We have been here before. The fall of the Shah in 1979 inaugurated an era of theatrical revolutionary justice, where show trials and arbitrary detention became instruments of policy. The current regime has perfected the art: accuse, imprison, deny due process, then offer freedom in exchange for concessions. The West, paralysed by its own moral qualms and fear of escalation, typically pays the ransom—sometimes in cash, sometimes in political capitulation.
The couple’s ordeal mirrors that of countless others: Nazanin Zaghari-Ratcliffe, Morad Tahbaz, and the dual nationals caught in a vortex of suspicion and expediency. Each case follows a script. Arrest on spurious charges. A closed trial. A harsh sentence. Then the slow grind of diplomatic haggling. The families, like the couple’s relatives, are forced into a public relations campaign, pleading for justice while the regime waits for a better offer.

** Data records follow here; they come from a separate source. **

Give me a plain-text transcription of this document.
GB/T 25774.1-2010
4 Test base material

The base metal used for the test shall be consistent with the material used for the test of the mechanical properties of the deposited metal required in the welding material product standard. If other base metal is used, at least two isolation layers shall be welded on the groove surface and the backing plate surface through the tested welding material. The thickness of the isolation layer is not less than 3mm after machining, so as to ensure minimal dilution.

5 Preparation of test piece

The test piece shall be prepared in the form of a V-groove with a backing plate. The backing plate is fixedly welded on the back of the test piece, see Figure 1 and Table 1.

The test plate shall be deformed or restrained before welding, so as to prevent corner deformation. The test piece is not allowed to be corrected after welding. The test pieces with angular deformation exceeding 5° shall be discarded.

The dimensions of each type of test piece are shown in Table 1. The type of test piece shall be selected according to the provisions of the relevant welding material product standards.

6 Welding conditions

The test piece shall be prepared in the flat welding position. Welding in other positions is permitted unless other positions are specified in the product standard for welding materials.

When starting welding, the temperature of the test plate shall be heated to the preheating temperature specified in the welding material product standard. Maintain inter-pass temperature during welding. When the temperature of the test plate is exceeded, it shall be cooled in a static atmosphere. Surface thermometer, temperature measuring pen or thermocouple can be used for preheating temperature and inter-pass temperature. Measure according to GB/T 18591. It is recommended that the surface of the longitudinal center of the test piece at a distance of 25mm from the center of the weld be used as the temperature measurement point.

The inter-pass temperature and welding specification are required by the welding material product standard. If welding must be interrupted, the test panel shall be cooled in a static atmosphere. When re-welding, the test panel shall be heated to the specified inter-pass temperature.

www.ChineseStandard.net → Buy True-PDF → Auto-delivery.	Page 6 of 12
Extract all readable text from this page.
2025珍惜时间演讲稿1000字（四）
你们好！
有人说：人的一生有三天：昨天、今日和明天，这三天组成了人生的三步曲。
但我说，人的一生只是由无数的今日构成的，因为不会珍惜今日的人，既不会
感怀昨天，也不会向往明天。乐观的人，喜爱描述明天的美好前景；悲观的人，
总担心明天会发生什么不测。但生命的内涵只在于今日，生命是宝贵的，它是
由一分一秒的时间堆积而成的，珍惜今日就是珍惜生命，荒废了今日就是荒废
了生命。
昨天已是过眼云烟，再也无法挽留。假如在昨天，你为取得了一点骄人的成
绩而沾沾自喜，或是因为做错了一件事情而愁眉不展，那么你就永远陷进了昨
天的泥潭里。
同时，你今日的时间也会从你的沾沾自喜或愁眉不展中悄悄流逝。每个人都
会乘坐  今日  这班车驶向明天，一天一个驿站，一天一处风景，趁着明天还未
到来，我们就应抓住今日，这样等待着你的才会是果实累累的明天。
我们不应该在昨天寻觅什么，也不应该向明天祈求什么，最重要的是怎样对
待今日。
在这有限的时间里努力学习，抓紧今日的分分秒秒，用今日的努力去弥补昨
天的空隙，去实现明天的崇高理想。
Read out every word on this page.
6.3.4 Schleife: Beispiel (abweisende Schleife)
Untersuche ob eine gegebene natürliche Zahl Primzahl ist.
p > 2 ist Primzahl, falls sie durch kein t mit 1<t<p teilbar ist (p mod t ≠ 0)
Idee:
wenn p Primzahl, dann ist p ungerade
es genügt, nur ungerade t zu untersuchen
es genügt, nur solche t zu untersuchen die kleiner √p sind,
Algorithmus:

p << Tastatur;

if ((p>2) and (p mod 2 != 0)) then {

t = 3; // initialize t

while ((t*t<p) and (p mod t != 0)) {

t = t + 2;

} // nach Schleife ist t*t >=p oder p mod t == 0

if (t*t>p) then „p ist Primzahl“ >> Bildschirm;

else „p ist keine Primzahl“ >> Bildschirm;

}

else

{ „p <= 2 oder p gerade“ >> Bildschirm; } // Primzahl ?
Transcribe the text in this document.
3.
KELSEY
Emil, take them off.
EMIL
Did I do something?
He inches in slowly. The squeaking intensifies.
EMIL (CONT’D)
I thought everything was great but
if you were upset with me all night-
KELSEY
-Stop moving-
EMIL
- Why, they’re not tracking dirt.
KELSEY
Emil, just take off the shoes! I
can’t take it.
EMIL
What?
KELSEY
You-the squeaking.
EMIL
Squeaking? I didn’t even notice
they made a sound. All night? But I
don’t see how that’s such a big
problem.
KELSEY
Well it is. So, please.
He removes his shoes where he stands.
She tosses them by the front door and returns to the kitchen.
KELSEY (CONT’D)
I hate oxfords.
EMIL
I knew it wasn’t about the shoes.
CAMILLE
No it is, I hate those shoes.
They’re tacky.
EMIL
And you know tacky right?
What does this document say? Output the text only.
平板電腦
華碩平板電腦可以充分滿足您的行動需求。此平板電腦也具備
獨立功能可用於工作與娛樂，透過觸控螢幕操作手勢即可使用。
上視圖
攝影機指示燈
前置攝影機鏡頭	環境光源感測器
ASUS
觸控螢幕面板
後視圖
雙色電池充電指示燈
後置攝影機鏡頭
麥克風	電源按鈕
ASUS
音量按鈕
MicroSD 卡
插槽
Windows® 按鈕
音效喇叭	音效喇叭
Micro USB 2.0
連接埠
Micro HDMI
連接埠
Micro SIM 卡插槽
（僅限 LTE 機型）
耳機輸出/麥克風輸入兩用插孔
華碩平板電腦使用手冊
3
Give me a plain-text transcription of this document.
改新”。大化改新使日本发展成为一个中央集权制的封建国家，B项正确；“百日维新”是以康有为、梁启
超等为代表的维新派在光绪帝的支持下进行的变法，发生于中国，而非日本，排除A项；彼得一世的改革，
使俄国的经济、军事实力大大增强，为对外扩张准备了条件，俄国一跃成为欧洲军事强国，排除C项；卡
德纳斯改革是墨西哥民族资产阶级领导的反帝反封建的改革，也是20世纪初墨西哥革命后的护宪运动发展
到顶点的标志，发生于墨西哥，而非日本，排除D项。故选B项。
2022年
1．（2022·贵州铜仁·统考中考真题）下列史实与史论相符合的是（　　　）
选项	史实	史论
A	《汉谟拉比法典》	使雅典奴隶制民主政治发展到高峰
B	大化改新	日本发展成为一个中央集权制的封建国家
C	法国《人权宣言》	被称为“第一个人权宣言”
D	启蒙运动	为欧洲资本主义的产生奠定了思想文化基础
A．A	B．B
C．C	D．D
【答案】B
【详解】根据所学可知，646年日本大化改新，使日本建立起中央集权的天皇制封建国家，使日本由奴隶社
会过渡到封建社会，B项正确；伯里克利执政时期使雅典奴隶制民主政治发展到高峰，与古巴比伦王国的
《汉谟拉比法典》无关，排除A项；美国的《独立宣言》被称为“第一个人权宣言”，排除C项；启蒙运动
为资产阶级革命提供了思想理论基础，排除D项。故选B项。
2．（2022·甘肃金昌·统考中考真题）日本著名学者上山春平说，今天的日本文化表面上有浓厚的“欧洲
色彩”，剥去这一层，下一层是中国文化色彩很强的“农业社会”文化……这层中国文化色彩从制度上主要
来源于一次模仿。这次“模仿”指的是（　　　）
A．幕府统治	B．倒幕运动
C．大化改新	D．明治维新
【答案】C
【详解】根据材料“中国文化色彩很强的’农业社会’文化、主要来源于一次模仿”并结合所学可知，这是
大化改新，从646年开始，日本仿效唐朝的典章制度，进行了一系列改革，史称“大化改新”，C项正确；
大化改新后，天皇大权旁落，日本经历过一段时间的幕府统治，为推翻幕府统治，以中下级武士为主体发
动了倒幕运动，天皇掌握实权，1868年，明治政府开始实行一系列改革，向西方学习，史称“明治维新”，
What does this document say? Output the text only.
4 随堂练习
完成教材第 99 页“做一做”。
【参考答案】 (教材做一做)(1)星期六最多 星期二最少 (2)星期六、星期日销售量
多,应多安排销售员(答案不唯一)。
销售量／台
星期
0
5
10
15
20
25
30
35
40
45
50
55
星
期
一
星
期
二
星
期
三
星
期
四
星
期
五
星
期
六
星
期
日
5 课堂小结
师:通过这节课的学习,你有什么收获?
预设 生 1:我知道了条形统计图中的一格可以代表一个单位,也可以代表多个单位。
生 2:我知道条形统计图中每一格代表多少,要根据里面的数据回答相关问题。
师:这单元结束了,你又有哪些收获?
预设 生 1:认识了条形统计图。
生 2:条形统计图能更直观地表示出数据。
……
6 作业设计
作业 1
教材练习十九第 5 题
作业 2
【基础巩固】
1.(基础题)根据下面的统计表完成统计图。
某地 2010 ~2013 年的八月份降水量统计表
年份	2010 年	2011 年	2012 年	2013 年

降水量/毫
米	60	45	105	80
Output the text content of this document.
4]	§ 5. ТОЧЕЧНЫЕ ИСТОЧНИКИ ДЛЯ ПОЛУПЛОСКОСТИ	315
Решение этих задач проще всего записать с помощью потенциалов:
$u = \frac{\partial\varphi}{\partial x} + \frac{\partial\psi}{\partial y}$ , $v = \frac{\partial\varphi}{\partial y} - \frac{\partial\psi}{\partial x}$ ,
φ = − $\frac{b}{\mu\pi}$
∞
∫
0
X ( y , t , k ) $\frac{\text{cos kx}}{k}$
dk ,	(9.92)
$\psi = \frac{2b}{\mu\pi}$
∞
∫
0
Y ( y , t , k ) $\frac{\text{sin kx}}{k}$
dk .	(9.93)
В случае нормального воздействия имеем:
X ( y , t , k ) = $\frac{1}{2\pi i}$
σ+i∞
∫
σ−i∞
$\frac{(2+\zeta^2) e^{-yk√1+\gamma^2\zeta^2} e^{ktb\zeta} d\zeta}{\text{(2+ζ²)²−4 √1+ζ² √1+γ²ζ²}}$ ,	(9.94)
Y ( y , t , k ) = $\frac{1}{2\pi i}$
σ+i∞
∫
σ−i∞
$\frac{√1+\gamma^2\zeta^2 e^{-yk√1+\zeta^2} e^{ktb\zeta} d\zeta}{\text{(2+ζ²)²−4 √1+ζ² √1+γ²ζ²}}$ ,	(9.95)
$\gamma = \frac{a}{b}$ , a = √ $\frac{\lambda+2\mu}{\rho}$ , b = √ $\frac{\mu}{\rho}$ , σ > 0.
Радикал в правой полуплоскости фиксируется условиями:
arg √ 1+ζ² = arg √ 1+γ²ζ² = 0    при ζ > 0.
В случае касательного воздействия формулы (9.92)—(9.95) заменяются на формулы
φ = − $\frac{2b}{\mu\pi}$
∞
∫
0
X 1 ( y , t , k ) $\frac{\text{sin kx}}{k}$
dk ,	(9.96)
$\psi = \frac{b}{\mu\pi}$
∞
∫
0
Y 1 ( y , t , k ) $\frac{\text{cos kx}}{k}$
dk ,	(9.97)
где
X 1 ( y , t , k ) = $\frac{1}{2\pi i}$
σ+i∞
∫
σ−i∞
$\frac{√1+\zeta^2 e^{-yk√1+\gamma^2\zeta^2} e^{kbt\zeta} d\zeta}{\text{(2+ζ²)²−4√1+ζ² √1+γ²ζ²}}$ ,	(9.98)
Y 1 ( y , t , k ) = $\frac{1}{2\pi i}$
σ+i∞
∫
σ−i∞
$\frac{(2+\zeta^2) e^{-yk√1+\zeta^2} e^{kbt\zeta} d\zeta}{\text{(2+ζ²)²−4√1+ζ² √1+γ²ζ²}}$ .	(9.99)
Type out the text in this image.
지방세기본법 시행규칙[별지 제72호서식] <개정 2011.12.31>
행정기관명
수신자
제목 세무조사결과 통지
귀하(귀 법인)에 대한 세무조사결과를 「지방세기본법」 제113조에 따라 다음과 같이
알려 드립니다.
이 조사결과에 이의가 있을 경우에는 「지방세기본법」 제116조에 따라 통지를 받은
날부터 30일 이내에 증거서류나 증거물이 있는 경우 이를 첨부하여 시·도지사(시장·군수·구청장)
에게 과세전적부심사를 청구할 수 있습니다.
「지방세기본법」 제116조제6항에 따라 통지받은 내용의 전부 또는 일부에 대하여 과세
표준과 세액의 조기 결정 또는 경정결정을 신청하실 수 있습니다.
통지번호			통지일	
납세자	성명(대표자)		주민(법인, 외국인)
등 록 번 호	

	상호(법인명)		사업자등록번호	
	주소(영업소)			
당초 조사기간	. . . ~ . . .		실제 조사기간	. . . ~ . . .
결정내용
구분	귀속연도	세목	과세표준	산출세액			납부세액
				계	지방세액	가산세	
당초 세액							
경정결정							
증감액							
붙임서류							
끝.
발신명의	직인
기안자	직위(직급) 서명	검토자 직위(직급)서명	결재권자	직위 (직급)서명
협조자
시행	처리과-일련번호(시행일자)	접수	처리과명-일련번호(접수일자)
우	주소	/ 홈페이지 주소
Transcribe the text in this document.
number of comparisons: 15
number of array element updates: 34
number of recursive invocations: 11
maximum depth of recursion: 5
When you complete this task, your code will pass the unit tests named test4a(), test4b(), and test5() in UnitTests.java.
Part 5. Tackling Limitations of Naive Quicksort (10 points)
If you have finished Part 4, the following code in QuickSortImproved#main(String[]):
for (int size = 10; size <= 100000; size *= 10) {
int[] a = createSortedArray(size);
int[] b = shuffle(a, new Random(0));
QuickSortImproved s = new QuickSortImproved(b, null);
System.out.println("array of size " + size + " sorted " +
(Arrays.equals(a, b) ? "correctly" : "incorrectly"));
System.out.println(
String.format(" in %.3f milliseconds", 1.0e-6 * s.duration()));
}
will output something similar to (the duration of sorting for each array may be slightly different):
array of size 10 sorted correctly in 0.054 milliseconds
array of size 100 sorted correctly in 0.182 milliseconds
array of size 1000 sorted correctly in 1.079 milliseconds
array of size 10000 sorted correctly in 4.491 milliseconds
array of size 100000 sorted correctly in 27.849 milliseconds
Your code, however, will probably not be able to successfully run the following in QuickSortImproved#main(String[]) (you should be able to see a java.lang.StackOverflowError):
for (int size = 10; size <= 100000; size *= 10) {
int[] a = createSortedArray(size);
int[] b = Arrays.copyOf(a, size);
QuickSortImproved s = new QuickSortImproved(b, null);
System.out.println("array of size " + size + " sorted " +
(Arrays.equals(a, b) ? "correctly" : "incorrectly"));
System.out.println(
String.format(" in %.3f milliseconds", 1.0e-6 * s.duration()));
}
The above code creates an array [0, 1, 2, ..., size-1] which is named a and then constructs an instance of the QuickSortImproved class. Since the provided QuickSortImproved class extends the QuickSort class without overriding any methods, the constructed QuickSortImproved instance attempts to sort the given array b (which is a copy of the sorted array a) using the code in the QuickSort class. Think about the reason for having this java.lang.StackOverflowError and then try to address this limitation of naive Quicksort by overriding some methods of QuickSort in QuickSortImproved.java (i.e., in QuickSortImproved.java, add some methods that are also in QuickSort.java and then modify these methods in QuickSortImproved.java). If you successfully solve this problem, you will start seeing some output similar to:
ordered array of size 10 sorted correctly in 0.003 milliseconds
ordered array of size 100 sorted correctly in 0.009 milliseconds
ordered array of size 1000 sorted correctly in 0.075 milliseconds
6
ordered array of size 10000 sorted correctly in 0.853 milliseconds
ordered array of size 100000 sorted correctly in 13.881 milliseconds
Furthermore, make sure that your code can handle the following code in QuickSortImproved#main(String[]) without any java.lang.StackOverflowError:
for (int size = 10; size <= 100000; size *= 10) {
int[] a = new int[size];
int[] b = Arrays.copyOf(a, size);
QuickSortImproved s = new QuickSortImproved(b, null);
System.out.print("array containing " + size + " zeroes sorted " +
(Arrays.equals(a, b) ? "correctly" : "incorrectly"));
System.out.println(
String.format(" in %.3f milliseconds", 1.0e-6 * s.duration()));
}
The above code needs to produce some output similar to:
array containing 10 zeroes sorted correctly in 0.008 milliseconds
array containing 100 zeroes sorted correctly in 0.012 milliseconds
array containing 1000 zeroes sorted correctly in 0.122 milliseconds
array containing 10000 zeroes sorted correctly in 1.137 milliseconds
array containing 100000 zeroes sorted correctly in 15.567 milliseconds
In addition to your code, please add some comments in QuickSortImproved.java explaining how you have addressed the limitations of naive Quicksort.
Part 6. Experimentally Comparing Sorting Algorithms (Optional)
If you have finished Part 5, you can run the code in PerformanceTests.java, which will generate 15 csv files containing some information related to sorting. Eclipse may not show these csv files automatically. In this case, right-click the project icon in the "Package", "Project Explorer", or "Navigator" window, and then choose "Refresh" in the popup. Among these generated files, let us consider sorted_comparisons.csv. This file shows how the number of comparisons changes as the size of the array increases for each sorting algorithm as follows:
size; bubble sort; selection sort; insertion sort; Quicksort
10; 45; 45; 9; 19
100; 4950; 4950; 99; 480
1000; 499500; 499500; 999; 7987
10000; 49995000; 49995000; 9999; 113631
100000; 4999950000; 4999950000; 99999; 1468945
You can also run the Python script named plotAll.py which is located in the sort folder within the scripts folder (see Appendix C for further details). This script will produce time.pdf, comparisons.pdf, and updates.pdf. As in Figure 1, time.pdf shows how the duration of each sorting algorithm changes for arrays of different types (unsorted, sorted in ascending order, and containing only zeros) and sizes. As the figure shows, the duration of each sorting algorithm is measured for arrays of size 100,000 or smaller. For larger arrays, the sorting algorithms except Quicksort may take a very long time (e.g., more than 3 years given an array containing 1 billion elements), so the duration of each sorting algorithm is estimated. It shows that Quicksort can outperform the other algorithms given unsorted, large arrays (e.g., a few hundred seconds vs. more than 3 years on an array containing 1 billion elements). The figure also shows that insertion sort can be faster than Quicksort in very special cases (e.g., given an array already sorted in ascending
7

Why does this persist? Because the strategy works. Iran has learned that Western governments, for all their righteous rhetoric, will ultimately prioritise stability over principle. The nuclear deal, the unfreezing of assets, the quiet diplomacy: each concession emboldens the hostage-takers. The British government’s response to this latest verdict has been predictably tepid: expressions of concern, calls for consular access, but no meaningful action.
What is needed is a fundamental shift in posture. The West must treat hostage-taking as a form of state terrorism, not a diplomatic inconvenience. That means economic sanctions targeted at the individuals and institutions responsible. It means making the cost of detaining foreigners outweigh the benefits. It means publicly naming and shaming the judges and officials who orchestrate these judicial farces.
But such measures require political courage, and courage is in short supply in our decadent age. We prefer to tut-tut and move on, indulging the illusion that dialogue and goodwill can tame the mullahs’ theocratic machinations. They cannot. The British couple, like all hostages, are victims not only of Iran’s brutality but of the West’s enervated resolve.
As the family grieves and the regime gloats, we must ask ourselves: how many more lives will be sacrificed on the altar of diplomatic expediency? The answer, regrettably, is as many as the regime wishes to take.